Created 09-23-2016 03:14 PM
I have tried using the following Python libraries to connect to a kerberised Hive instance:
PyHive Impyla Pyhs2
None of them seem to be able to connect.
Here is the error message I see when using Impyla:
>>> from impala.dbapi import connect >>> conn = connect(host='hdpmaster.hadoop',port=10000,database='default',auth_mechanism='GSSAPI',kerberos_service_name='user1') Traceback (most recent call last): File "<stdin>", line 1, in <module> File "/usr/local/lib/python2.7/dist-packages/impala/dbapi.py", line 147, in connect auth_mechanism=auth_mechanism) File "/usr/local/lib/python2.7/dist-packages/impala/hiveserver2.py", line 658, in connect transport.open() File "/usr/local/lib/python2.7/dist-packages/thrift_sasl/__init__.py", line 72, in open message=("Could not start SASL: %s" % self.sasl.getError())) thrift.transport.TTransport.TTransportException: Could not start SASL: Error in sasl_client_start (-1) SASL(-1): generic failure: GSSAPI Error: Unspecified GSS failure. Minor code may provide more information (Server not found in Kerberos database)

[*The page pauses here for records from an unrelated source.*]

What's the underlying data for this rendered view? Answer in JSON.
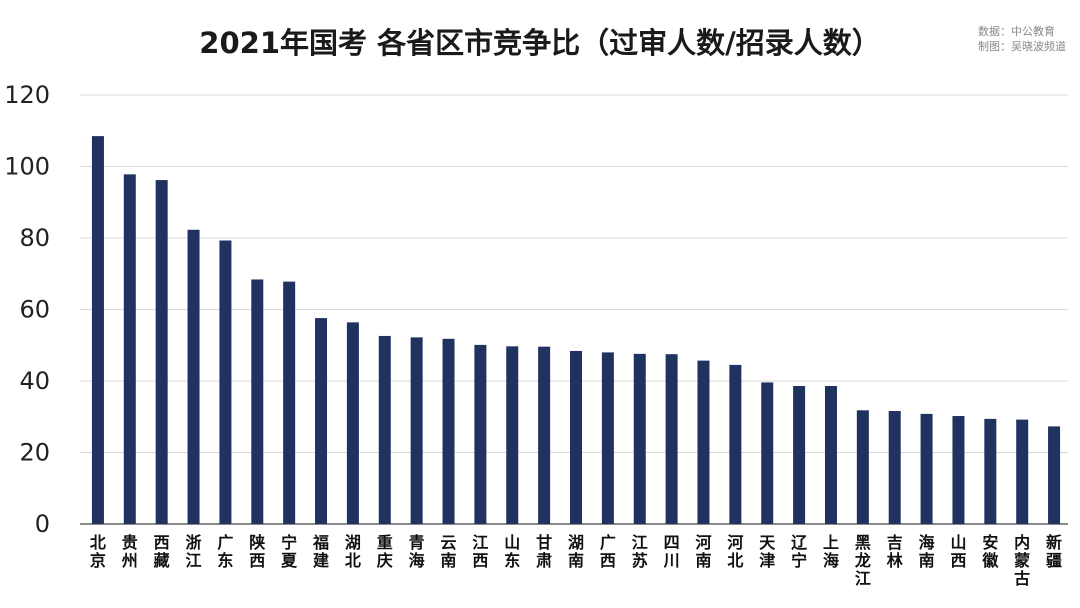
{
  "header": {
    "title": "2021年国考 各省区市竞争比（过审人数/招录人数）",
    "source_line1": "数据：中公教育",
    "source_line2": "制图：吴晓波频道"
  },
  "colors": {
    "bar": "#1f3260",
    "grid": "#d9d9d9",
    "axis": "#444444"
  },
  "chart_data": {
    "type": "bar",
    "title": "2021年国考 各省区市竞争比（过审人数/招录人数）",
    "xlabel": "",
    "ylabel": "",
    "ylim": [
      0,
      120
    ],
    "yticks": [
      0,
      20,
      40,
      60,
      80,
      100,
      120
    ],
    "grid": true,
    "categories": [
      "北京",
      "贵州",
      "西藏",
      "浙江",
      "广东",
      "陕西",
      "宁夏",
      "福建",
      "湖北",
      "重庆",
      "青海",
      "云南",
      "江西",
      "山东",
      "甘肃",
      "湖南",
      "广西",
      "江苏",
      "四川",
      "河南",
      "河北",
      "天津",
      "辽宁",
      "上海",
      "黑龙江",
      "吉林",
      "海南",
      "山西",
      "安徽",
      "内蒙古",
      "新疆"
    ],
    "values": [
      108.5,
      97.8,
      96.2,
      82.3,
      79.3,
      68.4,
      67.8,
      57.6,
      56.4,
      52.6,
      52.2,
      51.8,
      50.1,
      49.7,
      49.6,
      48.4,
      48.0,
      47.6,
      47.5,
      45.7,
      44.5,
      39.6,
      38.6,
      38.6,
      31.8,
      31.6,
      30.8,
      30.2,
      29.4,
      29.2,
      27.3
    ]
  }
}
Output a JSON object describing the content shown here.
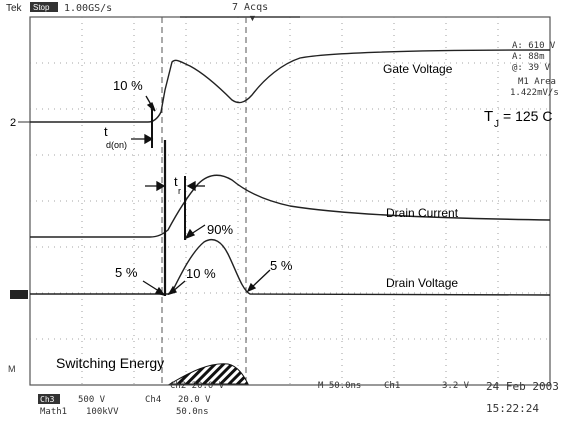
{
  "scope_header": {
    "brand": "Tek",
    "run_state": "Stop",
    "sample_rate": "1.00GS/s",
    "acquisitions": "7 Acqs"
  },
  "trace_labels": {
    "gate": "Gate Voltage",
    "current": "Drain Current",
    "voltage": "Drain Voltage"
  },
  "annotations": {
    "pct10_top": "10 %",
    "td_main": "t",
    "td_sub": "d(on)",
    "tr_main": "t",
    "tr_sub": "r",
    "pct90": "90%",
    "pct5_left": "5 %",
    "pct10_bottom": "10 %",
    "pct5_right": "5 %",
    "switching_energy": "Switching Energy",
    "tj_main": "T",
    "tj_sub": "J",
    "tj_value": "= 125 C"
  },
  "cursor_readout": {
    "line1": "A: 610 V",
    "line2": "A: 88m",
    "line3": "@: 39 V",
    "line4": "M1 Area",
    "line5": "1.422mV/s"
  },
  "footer": {
    "ch3_tag": "Ch3",
    "ch3_scale": "500 V",
    "ch4_tag": "Ch4",
    "ch4_scale": "20.0 V",
    "ch2_scale": "Ch2   20.0 V",
    "timebase": "M 50.0ns",
    "trigger": "Ch1",
    "trigger_level": "3.2 V",
    "math_label": "Math1",
    "math_scale": "100kVV",
    "math_time": "50.0ns",
    "date": "24 Feb 2003",
    "time": "15:22:24"
  },
  "markers": {
    "ch2": "2",
    "math": "M"
  }
}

Does anyone have a working connection string?
Thanks, Dale
Created 09-26-2016 09:00 AM
This connection string will work as long as the user running the script has a valid kerberos ticket:
import pyhs2 with pyhs2.connect(host='beelinehost@hadoop.com', port=10000, authMechanism="KERBEROS")as conn: with conn.cursor()as cur: print cur.getDatabases()

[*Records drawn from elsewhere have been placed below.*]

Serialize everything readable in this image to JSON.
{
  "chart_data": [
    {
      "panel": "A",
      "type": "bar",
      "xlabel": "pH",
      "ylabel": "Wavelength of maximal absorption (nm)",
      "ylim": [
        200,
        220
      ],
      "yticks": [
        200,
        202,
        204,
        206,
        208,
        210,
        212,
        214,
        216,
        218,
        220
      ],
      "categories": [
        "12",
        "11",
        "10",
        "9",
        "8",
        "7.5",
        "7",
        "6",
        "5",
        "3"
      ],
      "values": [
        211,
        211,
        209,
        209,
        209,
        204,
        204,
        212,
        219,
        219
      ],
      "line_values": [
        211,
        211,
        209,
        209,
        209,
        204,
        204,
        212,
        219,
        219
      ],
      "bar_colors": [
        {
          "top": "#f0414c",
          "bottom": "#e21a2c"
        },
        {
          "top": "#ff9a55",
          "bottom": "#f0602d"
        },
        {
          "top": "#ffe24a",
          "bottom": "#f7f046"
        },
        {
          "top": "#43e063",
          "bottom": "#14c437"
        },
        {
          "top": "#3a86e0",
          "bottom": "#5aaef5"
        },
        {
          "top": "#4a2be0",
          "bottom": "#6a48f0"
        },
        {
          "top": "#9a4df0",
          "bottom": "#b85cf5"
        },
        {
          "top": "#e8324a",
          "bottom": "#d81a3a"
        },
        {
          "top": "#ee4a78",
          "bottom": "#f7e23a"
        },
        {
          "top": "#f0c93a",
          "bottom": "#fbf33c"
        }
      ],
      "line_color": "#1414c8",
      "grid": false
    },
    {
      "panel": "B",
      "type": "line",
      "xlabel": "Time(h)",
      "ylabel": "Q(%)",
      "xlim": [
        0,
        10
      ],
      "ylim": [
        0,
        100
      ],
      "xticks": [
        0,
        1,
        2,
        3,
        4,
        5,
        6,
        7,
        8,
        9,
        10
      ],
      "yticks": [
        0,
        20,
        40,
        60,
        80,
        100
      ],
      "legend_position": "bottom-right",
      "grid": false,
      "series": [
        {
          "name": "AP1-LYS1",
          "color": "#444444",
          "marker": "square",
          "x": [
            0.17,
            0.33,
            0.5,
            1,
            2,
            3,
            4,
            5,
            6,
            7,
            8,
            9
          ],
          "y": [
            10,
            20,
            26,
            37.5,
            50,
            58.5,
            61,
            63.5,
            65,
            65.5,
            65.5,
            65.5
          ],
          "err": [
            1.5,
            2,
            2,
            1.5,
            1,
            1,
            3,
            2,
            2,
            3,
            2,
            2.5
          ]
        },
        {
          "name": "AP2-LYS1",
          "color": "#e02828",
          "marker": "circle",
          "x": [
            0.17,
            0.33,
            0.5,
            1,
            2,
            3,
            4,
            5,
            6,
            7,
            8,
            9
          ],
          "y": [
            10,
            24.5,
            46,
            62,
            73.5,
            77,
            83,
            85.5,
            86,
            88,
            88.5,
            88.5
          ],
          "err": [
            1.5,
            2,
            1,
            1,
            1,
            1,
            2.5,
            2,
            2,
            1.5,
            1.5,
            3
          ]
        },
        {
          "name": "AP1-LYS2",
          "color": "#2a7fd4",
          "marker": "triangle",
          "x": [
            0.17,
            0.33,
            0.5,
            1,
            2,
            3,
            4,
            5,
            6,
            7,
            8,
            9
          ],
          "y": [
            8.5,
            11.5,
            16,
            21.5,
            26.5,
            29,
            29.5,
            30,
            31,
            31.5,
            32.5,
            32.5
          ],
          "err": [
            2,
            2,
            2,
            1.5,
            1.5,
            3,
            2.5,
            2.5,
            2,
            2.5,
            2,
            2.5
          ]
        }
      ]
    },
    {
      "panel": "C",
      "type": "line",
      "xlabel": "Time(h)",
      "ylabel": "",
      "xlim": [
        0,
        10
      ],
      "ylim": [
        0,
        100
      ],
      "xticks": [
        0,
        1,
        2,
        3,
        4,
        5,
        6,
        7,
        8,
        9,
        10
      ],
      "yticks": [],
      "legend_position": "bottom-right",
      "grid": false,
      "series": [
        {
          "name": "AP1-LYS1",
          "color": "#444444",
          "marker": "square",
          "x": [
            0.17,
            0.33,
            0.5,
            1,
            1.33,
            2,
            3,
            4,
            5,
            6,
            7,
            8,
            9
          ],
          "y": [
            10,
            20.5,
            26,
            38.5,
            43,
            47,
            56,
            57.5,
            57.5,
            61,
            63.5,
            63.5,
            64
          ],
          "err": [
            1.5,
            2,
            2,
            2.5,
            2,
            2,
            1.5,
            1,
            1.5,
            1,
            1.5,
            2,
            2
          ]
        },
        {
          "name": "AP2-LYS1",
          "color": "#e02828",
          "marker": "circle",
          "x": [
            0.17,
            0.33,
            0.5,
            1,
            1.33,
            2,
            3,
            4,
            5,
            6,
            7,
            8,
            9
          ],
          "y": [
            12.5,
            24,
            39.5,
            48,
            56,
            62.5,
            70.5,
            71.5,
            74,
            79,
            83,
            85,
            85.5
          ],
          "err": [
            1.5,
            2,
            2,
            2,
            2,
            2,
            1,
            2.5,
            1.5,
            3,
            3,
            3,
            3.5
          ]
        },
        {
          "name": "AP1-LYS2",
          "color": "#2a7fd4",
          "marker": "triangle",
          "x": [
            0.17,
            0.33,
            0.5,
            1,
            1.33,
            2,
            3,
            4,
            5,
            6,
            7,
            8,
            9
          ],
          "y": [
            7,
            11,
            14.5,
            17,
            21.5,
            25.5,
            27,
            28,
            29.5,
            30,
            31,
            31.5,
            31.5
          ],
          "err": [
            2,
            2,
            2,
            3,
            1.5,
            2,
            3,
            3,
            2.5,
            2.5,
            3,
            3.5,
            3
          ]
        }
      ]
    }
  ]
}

Username, password and any other configuration parameters are not passed through the KDC.
Created 09-24-2016 02:08 PM
Found an answer on stackoverflow, can you try and validate? http://stackoverflow.com/questions/29814207/python-connect-to-hive-use-pyhs2-and-kerberos-authentica...

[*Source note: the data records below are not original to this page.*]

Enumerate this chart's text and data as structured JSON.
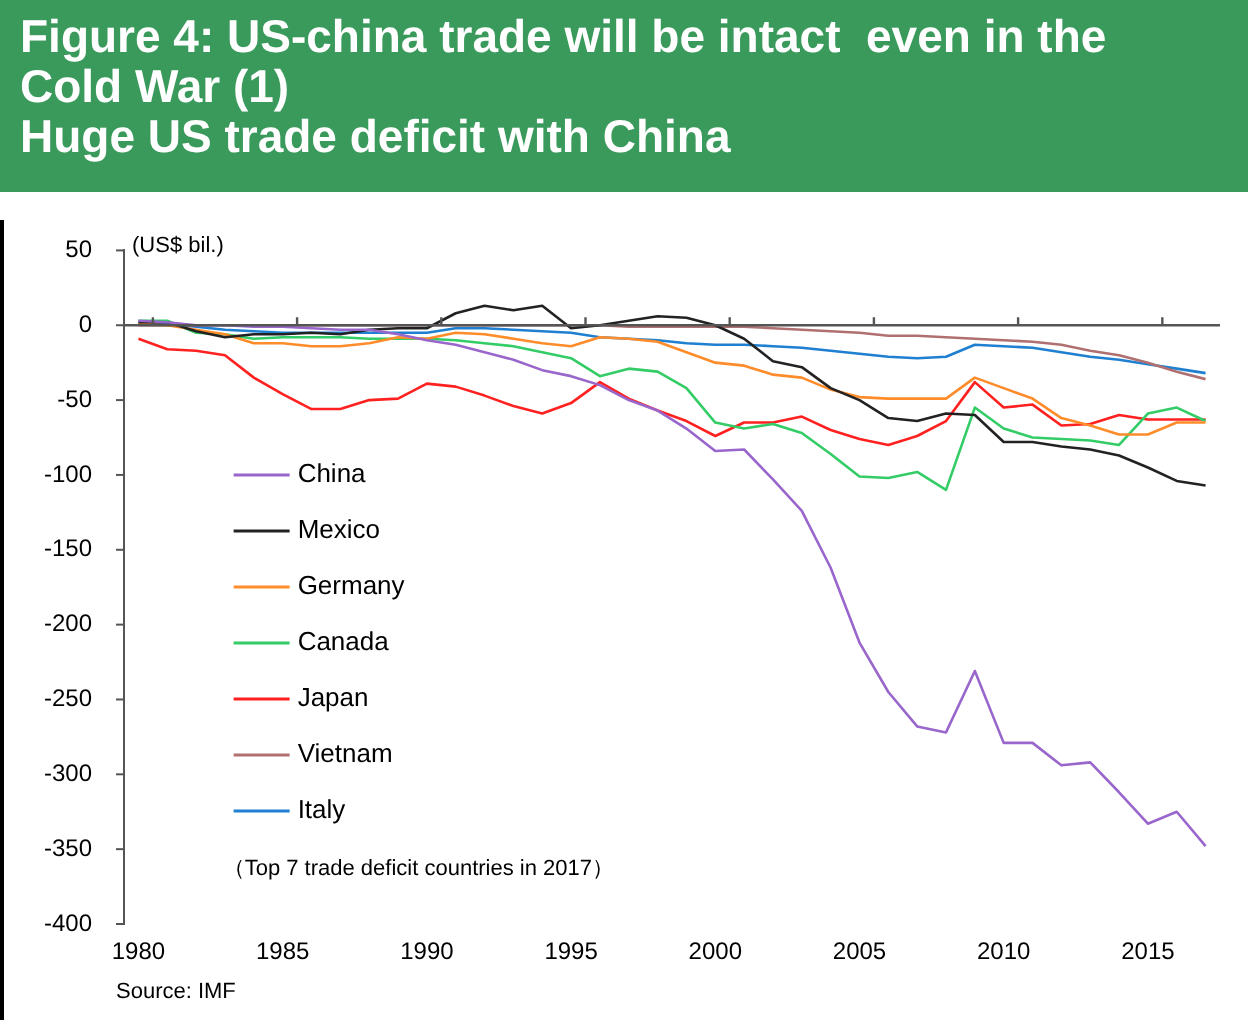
{
  "chart_data": {
    "type": "line",
    "title": "Figure 4: US-china trade will be intact  even in the Cold War (1)",
    "subtitle": "Huge US trade deficit with China",
    "ylabel": "(US$ bil.)",
    "x": [
      1980,
      1981,
      1982,
      1983,
      1984,
      1985,
      1986,
      1987,
      1988,
      1989,
      1990,
      1991,
      1992,
      1993,
      1994,
      1995,
      1996,
      1997,
      1998,
      1999,
      2000,
      2001,
      2002,
      2003,
      2004,
      2005,
      2006,
      2007,
      2008,
      2009,
      2010,
      2011,
      2012,
      2013,
      2014,
      2015,
      2016,
      2017
    ],
    "series": [
      {
        "name": "China",
        "color": "#9966cc",
        "values": [
          3,
          2,
          0,
          0,
          -1,
          -1,
          -2,
          -3,
          -3,
          -6,
          -10,
          -13,
          -18,
          -23,
          -30,
          -34,
          -40,
          -50,
          -57,
          -69,
          -84,
          -83,
          -103,
          -124,
          -162,
          -212,
          -245,
          -268,
          -272,
          -231,
          -279,
          -279,
          -294,
          -292,
          -312,
          -333,
          -325,
          -348
        ]
      },
      {
        "name": "Mexico",
        "color": "#222222",
        "values": [
          2,
          2,
          -4,
          -8,
          -6,
          -6,
          -5,
          -6,
          -3,
          -2,
          -2,
          8,
          13,
          10,
          13,
          -2,
          0,
          3,
          6,
          5,
          0,
          -9,
          -24,
          -28,
          -42,
          -50,
          -62,
          -64,
          -59,
          -60,
          -78,
          -78,
          -81,
          -83,
          -87,
          -95,
          -104,
          -107
        ]
      },
      {
        "name": "Germany",
        "color": "#ff8c2a",
        "values": [
          1,
          0,
          -3,
          -6,
          -12,
          -12,
          -14,
          -14,
          -12,
          -8,
          -9,
          -5,
          -6,
          -9,
          -12,
          -14,
          -8,
          -9,
          -11,
          -18,
          -25,
          -27,
          -33,
          -35,
          -43,
          -48,
          -49,
          -49,
          -49,
          -35,
          -42,
          -49,
          -62,
          -67,
          -73,
          -73,
          -65,
          -65
        ]
      },
      {
        "name": "Canada",
        "color": "#33cc66",
        "values": [
          3,
          3,
          -5,
          -6,
          -9,
          -8,
          -8,
          -8,
          -9,
          -9,
          -9,
          -10,
          -12,
          -14,
          -18,
          -22,
          -34,
          -29,
          -31,
          -42,
          -65,
          -69,
          -66,
          -72,
          -86,
          -101,
          -102,
          -98,
          -110,
          -55,
          -69,
          -75,
          -76,
          -77,
          -80,
          -59,
          -55,
          -64
        ]
      },
      {
        "name": "Japan",
        "color": "#ff2020",
        "values": [
          -9,
          -16,
          -17,
          -20,
          -35,
          -46,
          -56,
          -56,
          -50,
          -49,
          -39,
          -41,
          -47,
          -54,
          -59,
          -52,
          -38,
          -49,
          -57,
          -64,
          -74,
          -65,
          -65,
          -61,
          -70,
          -76,
          -80,
          -74,
          -64,
          -38,
          -55,
          -53,
          -67,
          -66,
          -60,
          -63,
          -63,
          -63
        ]
      },
      {
        "name": "Vietnam",
        "color": "#b07070",
        "values": [
          0,
          0,
          0,
          0,
          0,
          0,
          0,
          0,
          0,
          0,
          0,
          0,
          0,
          0,
          0,
          0,
          0,
          -1,
          -1,
          -1,
          -1,
          -1,
          -2,
          -3,
          -4,
          -5,
          -7,
          -7,
          -8,
          -9,
          -10,
          -11,
          -13,
          -17,
          -20,
          -25,
          -31,
          -36
        ]
      },
      {
        "name": "Italy",
        "color": "#1f7fd0",
        "values": [
          2,
          1,
          -1,
          -3,
          -4,
          -5,
          -5,
          -5,
          -5,
          -5,
          -5,
          -2,
          -2,
          -3,
          -4,
          -5,
          -8,
          -9,
          -10,
          -12,
          -13,
          -13,
          -14,
          -15,
          -17,
          -19,
          -21,
          -22,
          -21,
          -13,
          -14,
          -15,
          -18,
          -21,
          -23,
          -26,
          -29,
          -32
        ]
      }
    ],
    "xlim": [
      1979.5,
      2017.5
    ],
    "xticks": [
      1980,
      1985,
      1990,
      1995,
      2000,
      2005,
      2010,
      2015
    ],
    "ylim": [
      -400,
      50
    ],
    "yticks": [
      -400,
      -350,
      -300,
      -250,
      -200,
      -150,
      -100,
      -50,
      0,
      50
    ],
    "grid": false,
    "ref_lines": [
      {
        "axis": "y",
        "value": 0,
        "color": "#555555"
      }
    ],
    "legend": "left",
    "marker": "none",
    "line_style": "solid",
    "annotations": [
      "（Top 7 trade deficit countries in 2017）",
      "Source: IMF"
    ]
  }
}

Created 09-26-2016 09:00 AM
This connection string will work as long as the user running the script has a valid kerberos ticket:
import pyhs2 with pyhs2.connect(host='beelinehost@hadoop.com', port=10000, authMechanism="KERBEROS")as conn: with conn.cursor()as cur: print cur.getDatabases()
Username, password and any other configuration parameters are not passed through the KDC.
Created 03-27-2020 03:38 PM
Sigh. I've looked at literally dozens of forum posts, and every single one has a different connection string. 'this works for me'. 'that works for me'. 'you have to have thrift.py version whatever. ' 'this set of modules with these specific versions work for me.'
It's hopeless. there is simply NO generalized version of an ODBC or OLEDB connection string that will work to connect to a kerberized hive 2 server. For SQL server it's so eeeasy and siiimple, and it ALWAYS works if you have the right drivers setup:
TheConnectionString = "DRIVER={SQL Server};" & _
"SERVER=servername;" & _
"Database=databasename;" & _
"UID=windowsuserid;" & _
"PWD=windowspassword"
So apparently for python connecting to hiveserver 2 you have to experiment and experiment and experiment for a long, long time trying dozens of different strings, and then one of them will FINALLY work.
Created on 11-25-2020 09:14 AM - edited 11-25-2020 09:15 AM
Yes it's a big SIGH!!! I've tried 10s and 20s of different connection strings from trying to install older verison of Python (3.7.4) so I can install sasl and pyhive and basically everything I could find out there but it's still not working yet.
So, basically my setup is HIVE on Azure and the DB connections have server/host something like this "<server>.azurehdinsight.net" with port of 443. I'm using DBeaver to connect to the HIVE db and it's using JDBC URL - complete URL is something like this "jdbc:hive2://<server>.azurehdinsight.net:443/default;transportMode=http;ssl=true;httpPath=/hive2", so can someone please help me out with what packages I need in order for me to successfully query HIVE from Python?
@pudnik26354 - can you please post what worked for you? Thank you so much.